5.       Gelet op het vorenstaande is het hoger beroep van [appellant] gegrond. Dit betekent dat de aangevallen uitspraak dient te worden vernietigd. De Afdeling stelt vast dat er sprake is van een overtreding. Ook stelt de Afdeling vast dat uit de stukken blijkt dat er inmiddels feitelijke bestuursdwang is toegepast en dat de losse objecten die waren gesitueerd in de openbare ruimte nabij [locatie 1] en [locatie 2] dus zijn verwijderd. Gelet op het vorenstaande heeft het college [appellant] ten onrechte aangemerkt als overtreder en heeft het ten onrechte bepaald dat de kosten van toepassing van bestuursdwang op hem worden verhaald. Gelet hierop ziet de Afdeling geen aanleiding om nog in te gaan op het betoog van [appellant] over de inhoud van de last. Hetgeen voor het overige is aangevoerd, behoeft dus geen bespreking meer. Doende hetgeen de rechtbank zou behoren te doen, zal de Afdeling het beroep van [appellant] tegen het besluit van 18 juni 2020 gegrond verklaren en dat besluit, voor zover daarin is gehandhaafd dat de kosten van de toepassing van bestuursdwang op [appellant] worden verhaald, vernietigen.

De Afdeling ziet aanleiding het besluit van 21 oktober 2019 te herroepen voor zover daarin is bepaald dat de kosten van de toepassing van bestuursdwang op [appellant] worden verhaald. De Afdeling overweegt in dit verband dat het college naar haar oordeel niet meer aannemelijk kan maken dat [appellant] overtreder was van de last vanwege de omstandigheid dat de losse objecten zijn gesitueerd op de openbare gronden rondom de woonwagens en de last is opgelegd omdat [appellant] woonde in een van deze woonwagens. Het college heeft daarom ten onrechte bepaald dat de kosten op [appellant] worden verhaald.
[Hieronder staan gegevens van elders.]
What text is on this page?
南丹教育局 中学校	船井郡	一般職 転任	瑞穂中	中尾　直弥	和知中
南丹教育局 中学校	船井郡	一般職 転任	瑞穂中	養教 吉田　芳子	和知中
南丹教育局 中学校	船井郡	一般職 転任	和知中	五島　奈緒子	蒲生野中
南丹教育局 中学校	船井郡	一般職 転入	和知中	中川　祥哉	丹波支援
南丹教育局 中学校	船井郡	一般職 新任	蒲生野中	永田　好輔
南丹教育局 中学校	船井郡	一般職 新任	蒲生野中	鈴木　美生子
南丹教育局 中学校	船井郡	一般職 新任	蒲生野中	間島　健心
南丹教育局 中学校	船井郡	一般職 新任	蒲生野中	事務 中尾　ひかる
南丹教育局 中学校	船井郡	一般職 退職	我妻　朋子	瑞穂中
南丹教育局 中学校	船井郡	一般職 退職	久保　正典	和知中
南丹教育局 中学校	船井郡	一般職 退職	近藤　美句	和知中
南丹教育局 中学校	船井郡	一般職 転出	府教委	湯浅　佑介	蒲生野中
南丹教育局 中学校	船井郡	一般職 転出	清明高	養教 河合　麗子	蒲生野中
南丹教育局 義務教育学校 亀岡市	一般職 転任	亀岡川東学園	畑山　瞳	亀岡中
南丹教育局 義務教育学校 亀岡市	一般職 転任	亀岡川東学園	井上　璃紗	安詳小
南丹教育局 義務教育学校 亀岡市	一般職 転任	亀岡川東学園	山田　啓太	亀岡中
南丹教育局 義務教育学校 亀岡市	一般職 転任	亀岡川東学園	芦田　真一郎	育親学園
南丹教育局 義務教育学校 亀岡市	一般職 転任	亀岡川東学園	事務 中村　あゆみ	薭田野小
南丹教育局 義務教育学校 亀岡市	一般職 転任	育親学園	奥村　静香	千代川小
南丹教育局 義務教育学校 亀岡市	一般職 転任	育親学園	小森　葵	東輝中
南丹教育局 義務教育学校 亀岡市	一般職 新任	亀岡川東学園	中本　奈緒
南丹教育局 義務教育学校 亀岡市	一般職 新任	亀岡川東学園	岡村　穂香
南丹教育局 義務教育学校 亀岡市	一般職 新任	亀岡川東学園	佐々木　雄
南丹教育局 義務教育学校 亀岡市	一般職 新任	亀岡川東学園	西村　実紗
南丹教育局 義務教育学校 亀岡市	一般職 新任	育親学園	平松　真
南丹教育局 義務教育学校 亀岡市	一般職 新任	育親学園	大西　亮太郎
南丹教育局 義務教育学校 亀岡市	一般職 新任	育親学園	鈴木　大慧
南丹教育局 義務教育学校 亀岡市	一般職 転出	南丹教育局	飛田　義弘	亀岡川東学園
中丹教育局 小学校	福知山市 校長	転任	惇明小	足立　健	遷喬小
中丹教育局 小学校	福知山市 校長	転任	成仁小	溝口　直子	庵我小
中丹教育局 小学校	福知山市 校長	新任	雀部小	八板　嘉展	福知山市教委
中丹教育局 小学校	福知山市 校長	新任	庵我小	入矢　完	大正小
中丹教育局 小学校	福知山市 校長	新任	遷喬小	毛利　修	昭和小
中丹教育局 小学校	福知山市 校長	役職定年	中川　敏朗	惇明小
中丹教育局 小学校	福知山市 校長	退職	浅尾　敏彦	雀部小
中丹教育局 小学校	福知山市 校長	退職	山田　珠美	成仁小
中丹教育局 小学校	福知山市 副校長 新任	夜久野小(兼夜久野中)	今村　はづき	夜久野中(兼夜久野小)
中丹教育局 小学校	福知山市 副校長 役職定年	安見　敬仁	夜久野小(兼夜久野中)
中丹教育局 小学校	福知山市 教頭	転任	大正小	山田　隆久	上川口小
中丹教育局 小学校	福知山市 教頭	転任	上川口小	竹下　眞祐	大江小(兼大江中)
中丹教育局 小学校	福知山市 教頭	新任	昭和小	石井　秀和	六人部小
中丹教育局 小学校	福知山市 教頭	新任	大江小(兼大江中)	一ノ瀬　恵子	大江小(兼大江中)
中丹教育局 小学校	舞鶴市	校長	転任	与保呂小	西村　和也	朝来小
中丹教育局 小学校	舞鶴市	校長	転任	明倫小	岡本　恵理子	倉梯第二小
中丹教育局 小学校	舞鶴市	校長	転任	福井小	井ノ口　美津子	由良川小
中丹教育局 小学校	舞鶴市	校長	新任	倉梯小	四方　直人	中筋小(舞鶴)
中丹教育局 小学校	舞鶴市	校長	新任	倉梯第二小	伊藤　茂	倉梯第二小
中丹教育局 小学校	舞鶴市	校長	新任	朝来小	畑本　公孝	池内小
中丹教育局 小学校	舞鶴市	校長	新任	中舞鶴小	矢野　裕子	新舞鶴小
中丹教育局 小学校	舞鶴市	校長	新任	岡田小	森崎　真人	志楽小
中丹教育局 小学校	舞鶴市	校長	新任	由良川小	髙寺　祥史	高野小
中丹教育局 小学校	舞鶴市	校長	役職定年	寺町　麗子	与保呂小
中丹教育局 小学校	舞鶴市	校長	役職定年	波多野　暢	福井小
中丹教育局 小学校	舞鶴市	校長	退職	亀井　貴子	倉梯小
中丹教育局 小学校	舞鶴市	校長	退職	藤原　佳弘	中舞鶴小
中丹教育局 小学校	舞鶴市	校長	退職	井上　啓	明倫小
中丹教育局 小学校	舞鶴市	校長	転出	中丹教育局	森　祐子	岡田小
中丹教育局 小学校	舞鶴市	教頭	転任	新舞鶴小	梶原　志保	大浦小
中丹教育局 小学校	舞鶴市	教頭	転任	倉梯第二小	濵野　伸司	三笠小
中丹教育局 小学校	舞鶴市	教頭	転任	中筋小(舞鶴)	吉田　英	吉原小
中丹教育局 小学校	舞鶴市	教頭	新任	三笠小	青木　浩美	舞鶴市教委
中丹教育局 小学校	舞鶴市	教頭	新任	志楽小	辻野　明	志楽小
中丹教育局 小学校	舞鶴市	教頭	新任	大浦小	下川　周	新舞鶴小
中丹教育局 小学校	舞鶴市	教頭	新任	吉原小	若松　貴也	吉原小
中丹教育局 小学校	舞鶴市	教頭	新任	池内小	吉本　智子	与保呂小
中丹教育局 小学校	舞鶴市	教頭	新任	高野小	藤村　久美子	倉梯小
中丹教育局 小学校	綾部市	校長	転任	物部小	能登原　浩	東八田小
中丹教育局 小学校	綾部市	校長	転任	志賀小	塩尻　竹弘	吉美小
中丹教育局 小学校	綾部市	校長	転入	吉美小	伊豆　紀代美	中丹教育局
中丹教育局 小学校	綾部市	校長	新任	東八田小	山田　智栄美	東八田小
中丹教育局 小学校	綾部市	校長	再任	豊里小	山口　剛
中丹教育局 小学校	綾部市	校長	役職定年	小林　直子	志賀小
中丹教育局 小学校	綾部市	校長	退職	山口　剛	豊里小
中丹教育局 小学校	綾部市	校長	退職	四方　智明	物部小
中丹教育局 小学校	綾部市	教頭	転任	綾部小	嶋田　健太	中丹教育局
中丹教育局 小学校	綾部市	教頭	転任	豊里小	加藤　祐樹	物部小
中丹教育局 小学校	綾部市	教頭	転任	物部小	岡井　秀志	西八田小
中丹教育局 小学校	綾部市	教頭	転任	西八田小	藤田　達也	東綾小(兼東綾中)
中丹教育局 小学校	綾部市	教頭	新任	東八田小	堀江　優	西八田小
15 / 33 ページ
De Afdeling zal bepalen dat deze uitspraak in de plaats treedt van het vernietigde deel van het besluit van 18 juni 2020.

Proceskosten

6.       Het college moet de proceskosten vergoeden.

Beslissing

De Afdeling bestuursrechtspraak van de Raad van State:

I.        verklaart het hoger beroep van [appellant A] en [appellant B] gegrond;

II.       vernietigt de uitspraak van de rechtbank Overijssel van 18 februari 2021 in zaak nr. 20/1423;

III.      verklaart het beroep van [appellant A] en [appellant B] gegrond;

IV.      vernietigt het besluit van het college van burgemeester en wethouders van Deventer van 18 juni 2020 met als kenmerk  DEV-ASK-JZI/273322-2019, voor zover daarin is gehandhaafd dat de kosten van de toepassing van bestuursdwang op [appellant A] en [appellant B] worden verhaald;

V.       herroept het besluit van het college van burgemeester en wethouders van Deventer van 21 oktober 2019 met als kenmerk 238817-2019, voor zover daarin is bepaald dat de kosten van de toepassing van bestuursdwang op [appellant A] en [appellant B] worden verhaald;

VI.      bepaalt dat deze uitspraak in de plaats treedt van het vernietigde besluit;

VII.     veroordeelt het college van burgemeester en wethouders van Deventer tot vergoeding van bij [appellant A] en [appellant B] in verband met de behandeling van het bezwaar, het beroep en het hoger beroep en het beroep opgekomen proceskosten tot een bedrag van € 3.577,00 geheel toe te rekenen aan door een derde beroepsmatig verleende rechtsbijstand, met dien verstande dat bij betaling van genoemd bedrag aan een van hen het bestuursorgaan aan zijn betalingsverplichting heeft voldaan;

VIII.    gelast dat het college van burgemeester en wethouders van Deventer aan [appellant A] en [appellant B] het door hem betaalde griffierecht ten bedrage van € 270,00 voor de behandeling van het hoger beroep en € 178,00 voor de behandeling van het beroep vergoedt, met dien verstande dat bij betaling van genoemd bedrag aan een van hen het bestuursorgaan aan zijn betalingsverplichting heeft voldaan.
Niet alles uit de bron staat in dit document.